Once a job is completed (either Done or Failed), you will receive an email updating you of said completion. It will also appear in the Notifications tab (bell icon in the top right corner).

Filtering jobs

After running a lot of jobs, you might find your MONITOR page to be quite crowded. This is especially true with this tutorial where some jobs are run for each of the 22 chromosomes. To find a specific job, you can filter out the MONITOR page using specific values like the state or the ID of the user who launched the execution, for instance.

In this tutorial, all jobs have specific tags which help with filtering. By default, tags are not used in filtering on the MONITOR page, you need to add them in the Filter settings tab (three stacked bars in the top right corner).

Please note, in this tutorial, jobs are tagged with the software used (plink or regenie), the phenotype (BMI), the step of the analysis (QC, GWAS, Merge, Step 1 and 2) and lastly the chromosome number (c1 to c22) if jobs are separated per chromosome.

Errors when running

A failed job running on DNAnexus has 3 main errors (apart from errors in the code):

Warning: Out of memory error occurred during this job.
Warning: Low disk space during this job.
The machine running the job was terminated by the cloud provider

This tutorial will explain the reason for those errors, and what you can do to avoid them.

Out of memory

If the cause of failure is the following:

Error while running the command (please refer to the job log for more information). Warning: Out of memory error occurred during this job.

You need to choose an instance with a bigger memory. The memory infix in the instance is mem. For more information on instances, refer to the Instances section.

Low disk space

If the cause of failure is the following:

Error while running the command (please refer to the job log for more information). Warning: Low disk space during this job.

You need to choose an instance with a bigger storage. The storage infix in the instance is ssd or hdd. For more information on instances, refer to the Instances section.

Interruption limit (only for low priority)

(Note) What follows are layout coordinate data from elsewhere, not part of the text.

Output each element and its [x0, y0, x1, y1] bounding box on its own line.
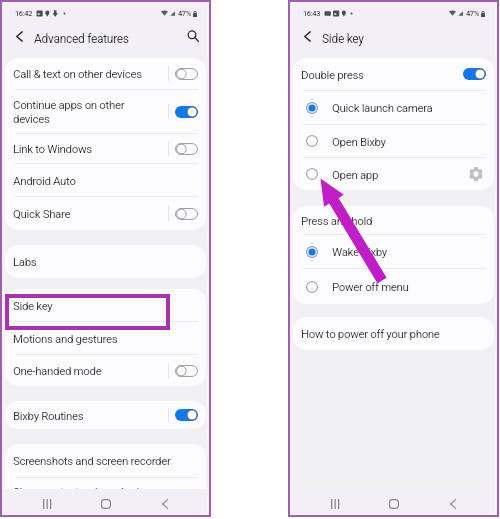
- staticText: 16:43: [303, 9, 321, 18]
- button[interactable]: One-handed mode: [5, 355, 206, 386]
- staticText: Call & text on other devices: [13, 67, 160, 80]
- staticText: Side key: [13, 299, 190, 312]
- staticText: Labs: [13, 255, 190, 268]
- staticText: 47%: [178, 9, 191, 18]
- button[interactable]: Screenshots and screen recorder: [5, 444, 206, 477]
- button[interactable]: Link to Windows: [5, 134, 206, 163]
- staticText: 16:42: [15, 9, 33, 18]
- staticText: Continue apps on other devices: [13, 98, 160, 126]
- button[interactable]: Quick launch camera: [293, 91, 494, 124]
- button[interactable]: How to power off your phone: [293, 317, 494, 350]
- staticText: Motions and gestures: [13, 332, 190, 345]
- staticText: Advanced features: [34, 32, 129, 46]
- button[interactable]: Recent apps: [17, 495, 76, 513]
- button[interactable]: Continue apps on other devices: [5, 90, 206, 133]
- button[interactable]: Quick Share: [5, 197, 206, 230]
- button[interactable]: Search: [178, 23, 207, 49]
- button[interactable]: Labs: [5, 245, 206, 278]
- button[interactable]: Android Auto: [5, 164, 206, 196]
- button[interactable]: Open app: [293, 158, 494, 190]
- staticText: Android Auto: [13, 174, 190, 187]
- staticText: Open app: [332, 168, 379, 181]
- button[interactable]: Navigate up: [292, 23, 322, 49]
- staticText: Double press: [301, 68, 455, 81]
- staticText: Screenshots and screen recorder: [13, 454, 190, 467]
- staticText: Bixby Routines: [13, 409, 160, 422]
- staticText: Side key: [322, 32, 364, 46]
- button[interactable]: Wake Bixby: [293, 235, 494, 268]
- staticText: Quick Share: [13, 207, 160, 220]
- button[interactable]: Motions and gestures: [5, 322, 206, 354]
- button[interactable]: Press and hold: [293, 206, 494, 234]
- button[interactable]: Show contacts when sharing: [5, 478, 206, 505]
- button[interactable]: Bixby Routines: [5, 401, 206, 429]
- staticText: Power off menu: [332, 280, 409, 293]
- staticText: Press and hold: [301, 214, 478, 227]
- button[interactable]: Back: [423, 495, 482, 513]
- button[interactable]: Back: [135, 495, 194, 513]
- staticText: How to power off your phone: [301, 327, 478, 340]
- button[interactable]: Navigate up: [4, 23, 34, 49]
- button[interactable]: Recent apps: [305, 495, 364, 513]
- button[interactable]: Home: [76, 495, 135, 513]
- button[interactable]: Power off menu: [293, 269, 494, 304]
- button[interactable]: Open Bixby: [293, 125, 494, 157]
- staticText: Open Bixby: [332, 135, 386, 148]
- staticText: One-handed mode: [13, 364, 160, 377]
- staticText: Quick launch camera: [332, 101, 433, 114]
- button[interactable]: Double press: [293, 58, 494, 90]
- staticText: Show contacts when sharing: [13, 485, 190, 498]
- staticText: Link to Windows: [13, 142, 160, 155]
- button[interactable]: Side key: [5, 289, 206, 321]
- staticText: Wake Bixby: [332, 245, 387, 258]
- button[interactable]: Call & text on other devices: [5, 58, 206, 89]
- button[interactable]: App settings: [467, 165, 485, 183]
- button[interactable]: Home: [364, 495, 423, 513]
- staticText: 47%: [466, 9, 479, 18]
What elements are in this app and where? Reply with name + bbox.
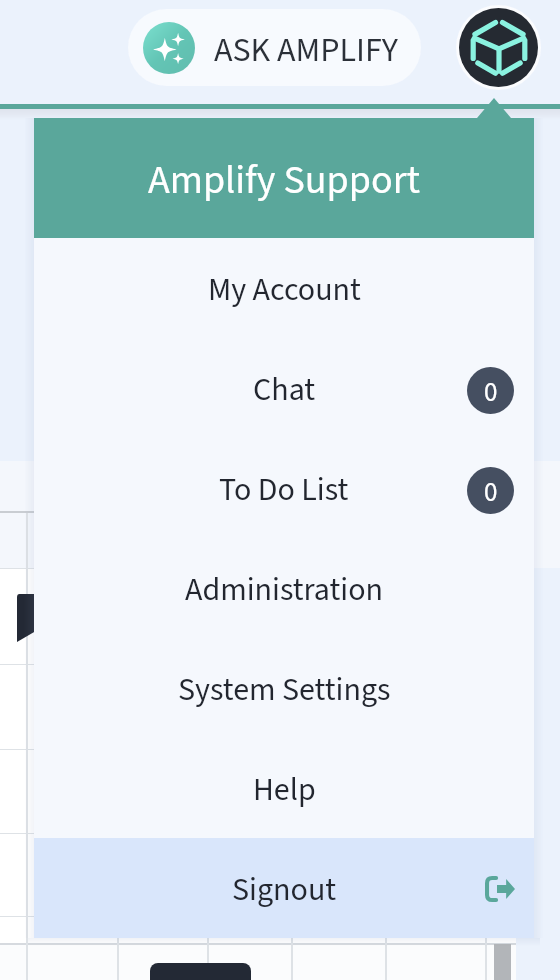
staticText: My Account: [208, 267, 361, 313]
staticText: Chat: [253, 367, 316, 413]
button[interactable]: Administration: [34, 538, 534, 638]
button[interactable]: Signout: [34, 838, 534, 938]
staticText: 0: [484, 373, 498, 411]
staticText: System Settings: [178, 667, 391, 713]
staticText: 0: [484, 473, 498, 511]
staticText: Amplify Support: [148, 152, 421, 209]
staticText: To Do List: [219, 467, 349, 513]
button[interactable]: ASK AMPLIFY: [128, 9, 421, 86]
button[interactable]: Help: [34, 738, 534, 838]
button[interactable]: Account menu: [456, 5, 541, 90]
staticText: Signout: [232, 867, 337, 913]
button[interactable]: To Do List: [34, 438, 534, 538]
staticText: Help: [253, 767, 316, 813]
other: Signout: [485, 876, 515, 902]
button[interactable]: System Settings: [34, 638, 534, 738]
button[interactable]: My Account: [34, 238, 534, 338]
staticText: Administration: [185, 567, 384, 613]
staticText: ASK AMPLIFY: [214, 26, 399, 74]
button[interactable]: Chat: [34, 338, 534, 438]
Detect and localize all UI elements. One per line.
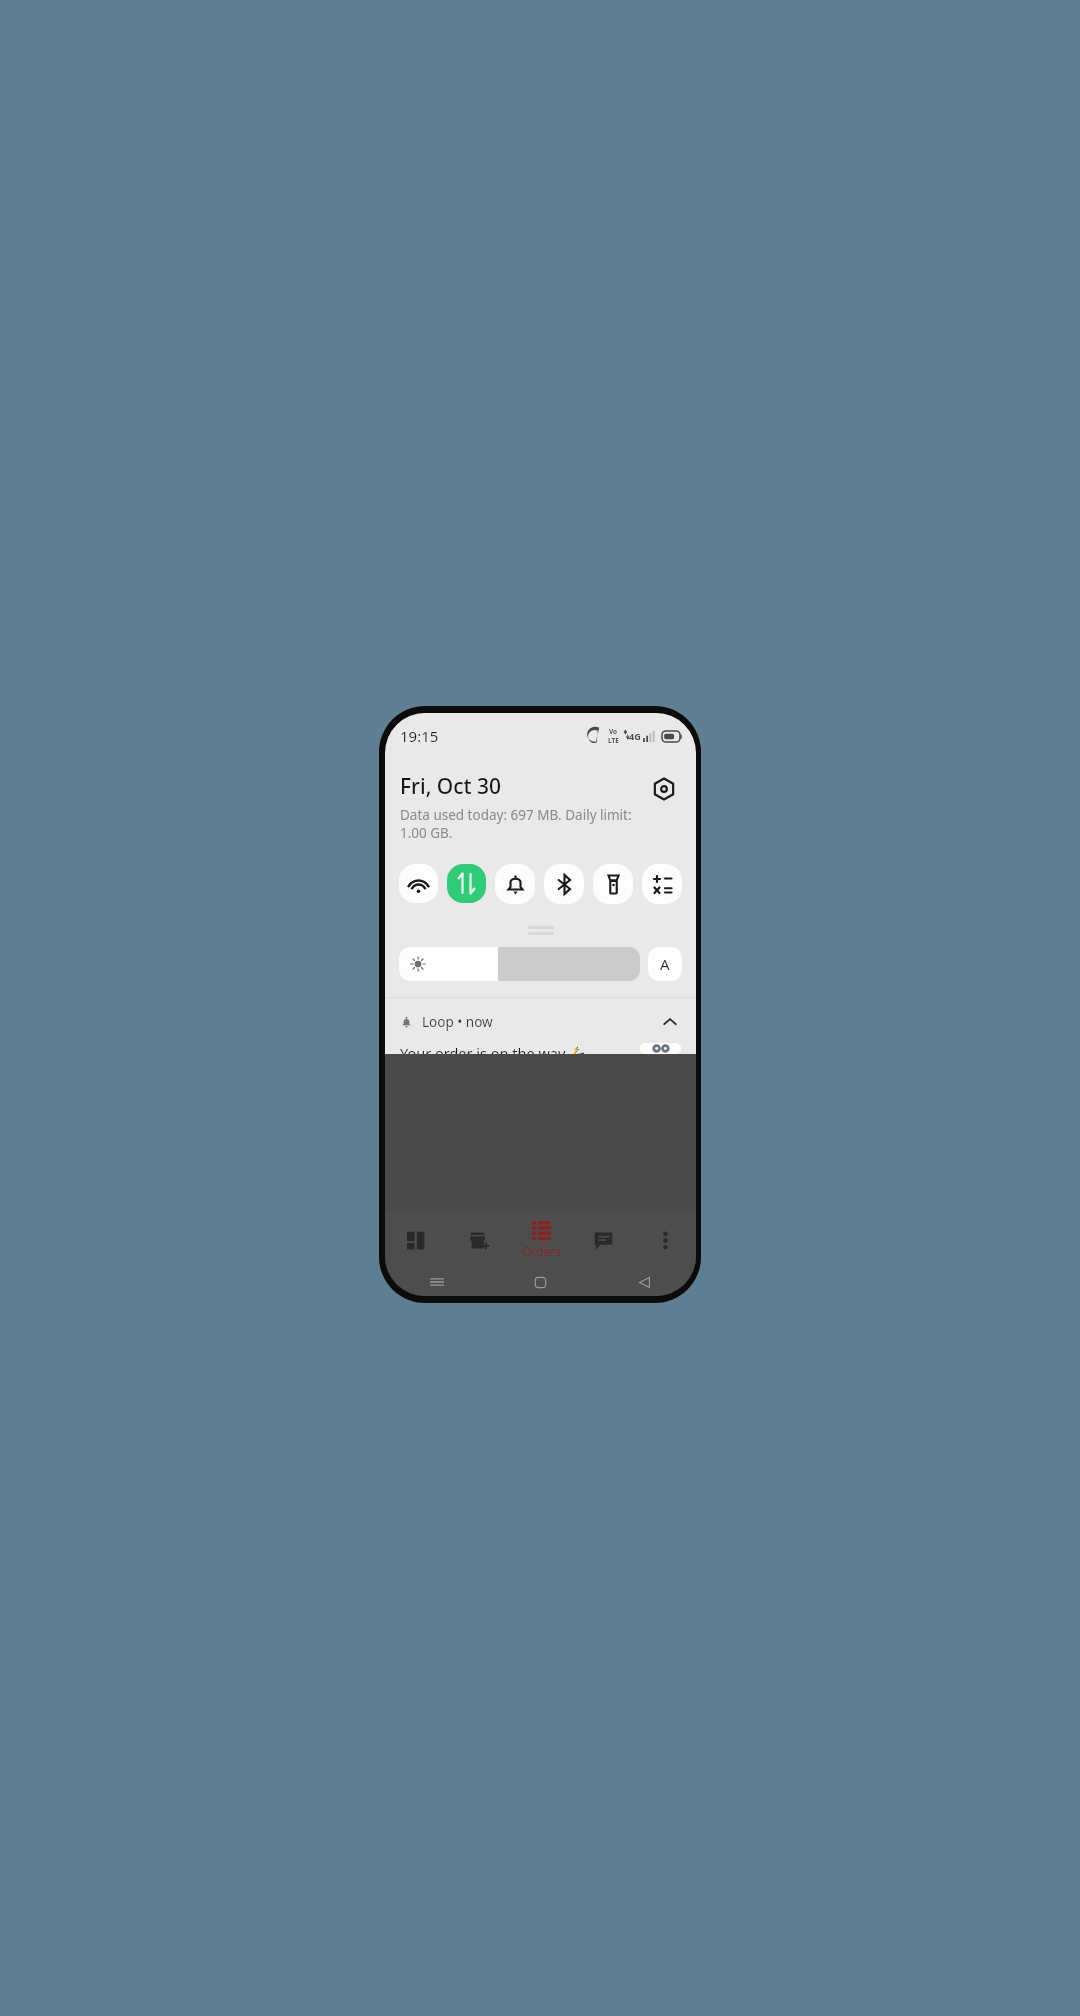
button[interactable]: Bluetooth	[544, 864, 584, 904]
button[interactable]: Add store	[448, 1212, 510, 1268]
button[interactable]: More options	[634, 1212, 696, 1268]
button[interactable]: Wi-Fi	[399, 864, 438, 903]
staticText: A	[660, 954, 670, 974]
staticText: Loop • now	[422, 1013, 493, 1031]
staticText: 19:15	[400, 726, 439, 746]
button[interactable]: Home	[488, 1268, 592, 1296]
button[interactable]: Auto brightness	[648, 947, 682, 981]
button[interactable]: Brightness	[399, 947, 640, 981]
staticText: LTE	[608, 736, 619, 745]
staticText: Data used today: 697 MB. Daily limit: 1.…	[400, 806, 647, 842]
button[interactable]: Messages	[572, 1212, 634, 1268]
button[interactable]: Dashboard	[385, 1212, 448, 1268]
button[interactable]: Collapse	[659, 1011, 681, 1033]
button[interactable]: Do not disturb	[495, 864, 535, 904]
button[interactable]: Mobile data	[447, 864, 486, 903]
button[interactable]: Back	[592, 1268, 696, 1296]
button[interactable]: Orders	[510, 1212, 572, 1268]
staticText: 4G	[629, 730, 641, 742]
staticText: Your order is on the way 🛵 Order ID 2801…	[400, 1043, 630, 1054]
button[interactable]: Settings	[647, 772, 681, 806]
staticText: Vo	[609, 727, 618, 736]
button[interactable]: Calculator	[642, 864, 682, 904]
button[interactable]: Flashlight	[593, 864, 633, 904]
button[interactable]: Loop • now	[385, 998, 696, 1054]
button[interactable]: Recents	[385, 1268, 488, 1296]
staticText: Orders	[522, 1243, 561, 1259]
staticText: Fri, Oct 30	[400, 772, 502, 801]
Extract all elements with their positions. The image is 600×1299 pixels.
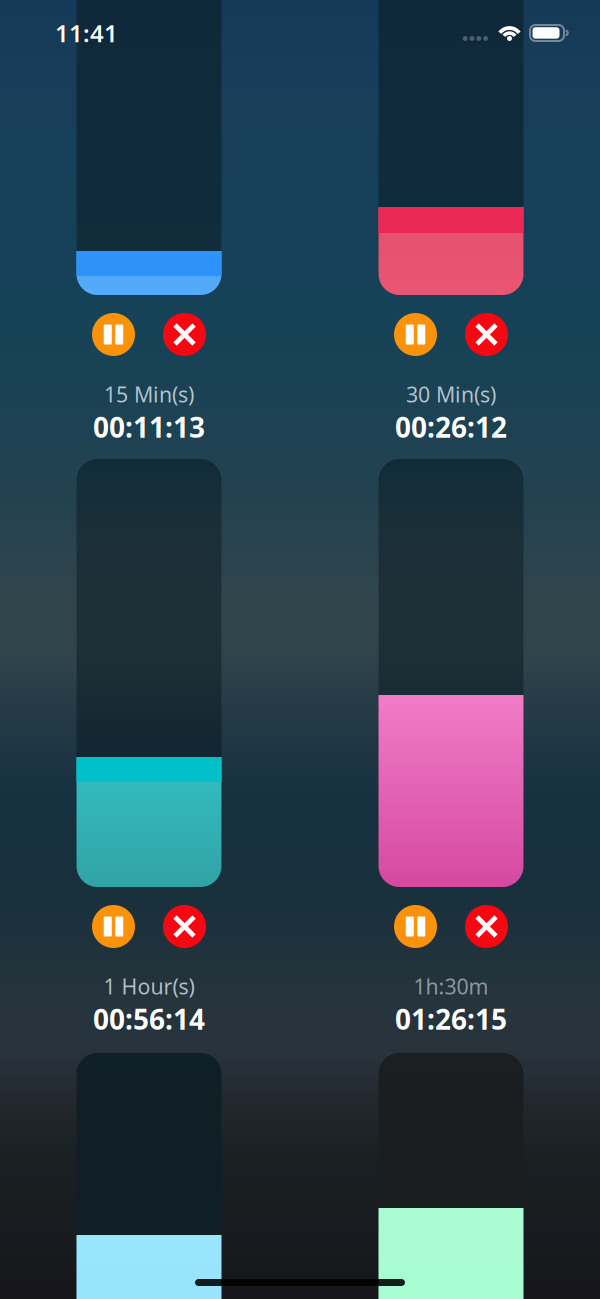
button[interactable]: Cancel timer [163, 313, 206, 356]
staticText: 00:26:12 [395, 408, 507, 446]
button[interactable]: Cancel timer [465, 313, 508, 356]
button[interactable]: Cancel timer [163, 905, 206, 948]
staticText: 00:56:14 [93, 1000, 205, 1038]
staticText: 1h:30m [414, 972, 488, 1000]
staticText: 11:41 [55, 17, 118, 49]
staticText: 01:26:15 [395, 1000, 507, 1038]
button[interactable]: Pause timer [394, 905, 437, 948]
button[interactable]: Cancel timer [465, 905, 508, 948]
staticText: 1 Hour(s) [104, 972, 194, 1000]
button[interactable]: Pause timer [394, 313, 437, 356]
button[interactable]: Pause timer [92, 313, 135, 356]
staticText: 00:11:13 [93, 408, 205, 446]
staticText: 30 Min(s) [406, 380, 496, 408]
button[interactable]: Pause timer [92, 905, 135, 948]
staticText: 15 Min(s) [104, 380, 194, 408]
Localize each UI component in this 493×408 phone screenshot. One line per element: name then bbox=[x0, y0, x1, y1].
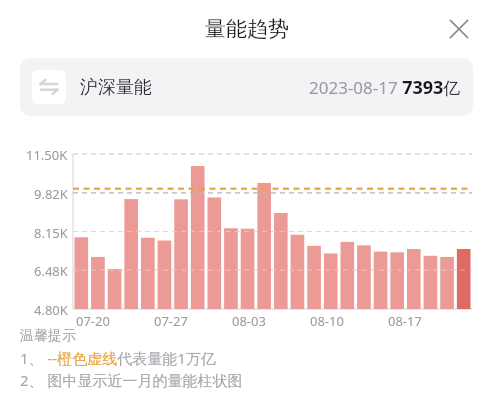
button[interactable]: 沪深量能 bbox=[20, 58, 473, 116]
staticText: 量能趋势 bbox=[205, 16, 289, 42]
staticText: 9.82K bbox=[34, 185, 68, 203]
staticText: 1、 --橙色虚线代表量能1万亿 bbox=[20, 348, 216, 368]
staticText: 07-20 bbox=[76, 312, 110, 330]
staticText: 温馨提示 bbox=[20, 327, 76, 345]
staticText: 沪深量能 bbox=[80, 76, 152, 99]
staticText: 07-27 bbox=[154, 312, 188, 330]
staticText: 8.15K bbox=[34, 224, 68, 242]
button[interactable]: Close bbox=[439, 9, 479, 49]
staticText: 6.48K bbox=[34, 262, 68, 280]
staticText: 08-10 bbox=[310, 312, 344, 330]
staticText: 2、 图中显示近一月的量能柱状图 bbox=[20, 370, 243, 390]
staticText: 08-17 bbox=[388, 312, 422, 330]
staticText: 08-03 bbox=[232, 312, 266, 330]
staticText: 2023-08-17 7393亿 bbox=[309, 75, 461, 100]
staticText: 4.80K bbox=[34, 301, 68, 319]
staticText: 11.50K bbox=[26, 146, 68, 164]
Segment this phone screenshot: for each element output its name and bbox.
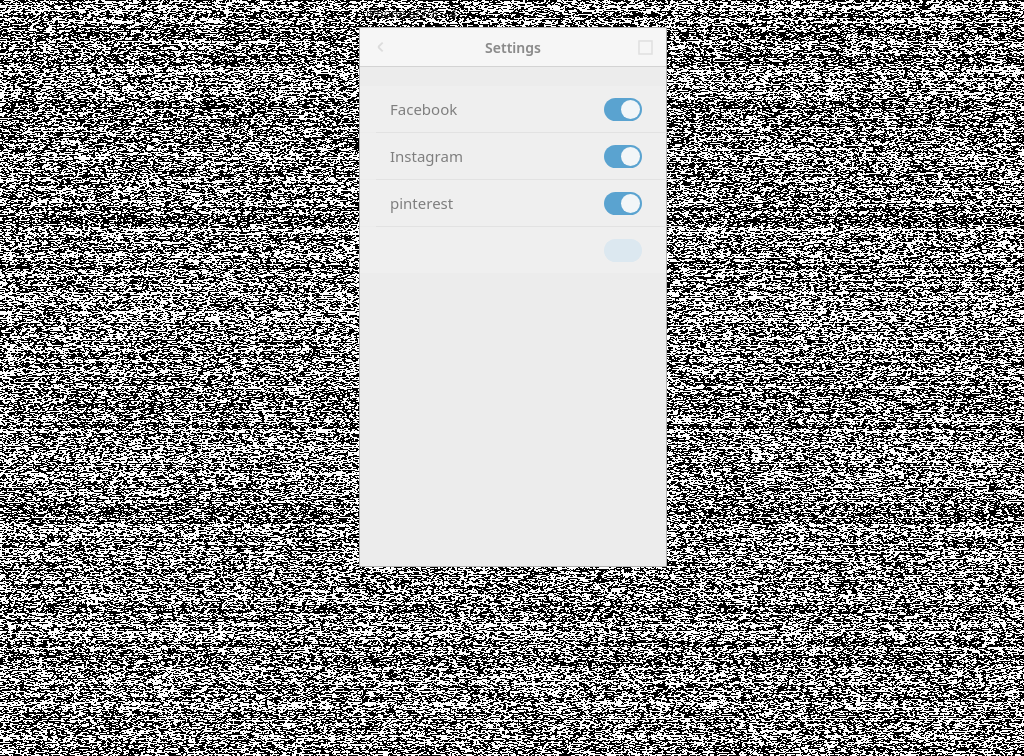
button[interactable]: Facebook xyxy=(360,86,666,132)
button[interactable]: pinterest xyxy=(360,180,666,226)
staticText: Facebook xyxy=(390,99,458,119)
button[interactable]: Toggle on xyxy=(604,239,642,262)
staticText: pinterest xyxy=(390,193,454,213)
button[interactable]: More options xyxy=(628,30,662,64)
staticText: Instagram xyxy=(390,146,463,166)
button[interactable]: Toggle on xyxy=(604,192,642,215)
button[interactable]: Toggle on xyxy=(360,227,666,273)
button[interactable]: Toggle on xyxy=(604,98,642,121)
button[interactable]: Back xyxy=(364,30,398,64)
button[interactable]: Toggle on xyxy=(604,145,642,168)
button[interactable]: Instagram xyxy=(360,133,666,179)
staticText: iPhone 6/7/8 – 4 xyxy=(366,5,457,21)
staticText: Settings xyxy=(485,38,541,57)
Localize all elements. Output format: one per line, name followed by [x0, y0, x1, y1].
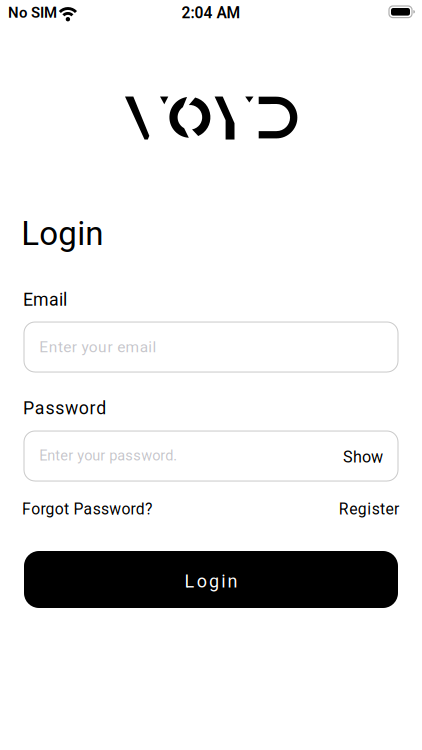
staticText: g [209, 571, 219, 592]
staticText: Password [23, 398, 106, 419]
staticText: Register [339, 500, 399, 518]
button[interactable]: L [24, 551, 398, 608]
button[interactable]: Register [339, 500, 399, 518]
staticText: Login [21, 214, 103, 253]
staticText: o [197, 571, 207, 592]
staticText: 2:04 AM [182, 4, 240, 22]
button[interactable]: Email [24, 322, 398, 372]
button[interactable]: Password [24, 431, 398, 481]
staticText: Enter your email [39, 338, 156, 356]
staticText: i [221, 571, 225, 592]
staticText: Show [343, 448, 383, 466]
staticText: Forgot Password? [22, 500, 152, 518]
staticText: Enter your password. [39, 447, 177, 464]
staticText: No SIM [8, 4, 57, 21]
staticText: L [185, 571, 195, 592]
button[interactable]: Forgot Password? [22, 500, 152, 518]
staticText: Email [23, 289, 67, 310]
button[interactable]: Show [343, 448, 383, 466]
staticText: n [227, 571, 237, 592]
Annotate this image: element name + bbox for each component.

Jobs with a low priority can be interrupted if their ressources are needed by high priority jobs. A low priority job can be interrupted at most 10 times, then it will result in the following error:

The machine running the job was terminated by the cloud provider

You simply need to restart your job, either on the same instance or another one, if the one used is too popular.

Others

If the error is unclear to you, check the log of your job. You will most likely get an answer there.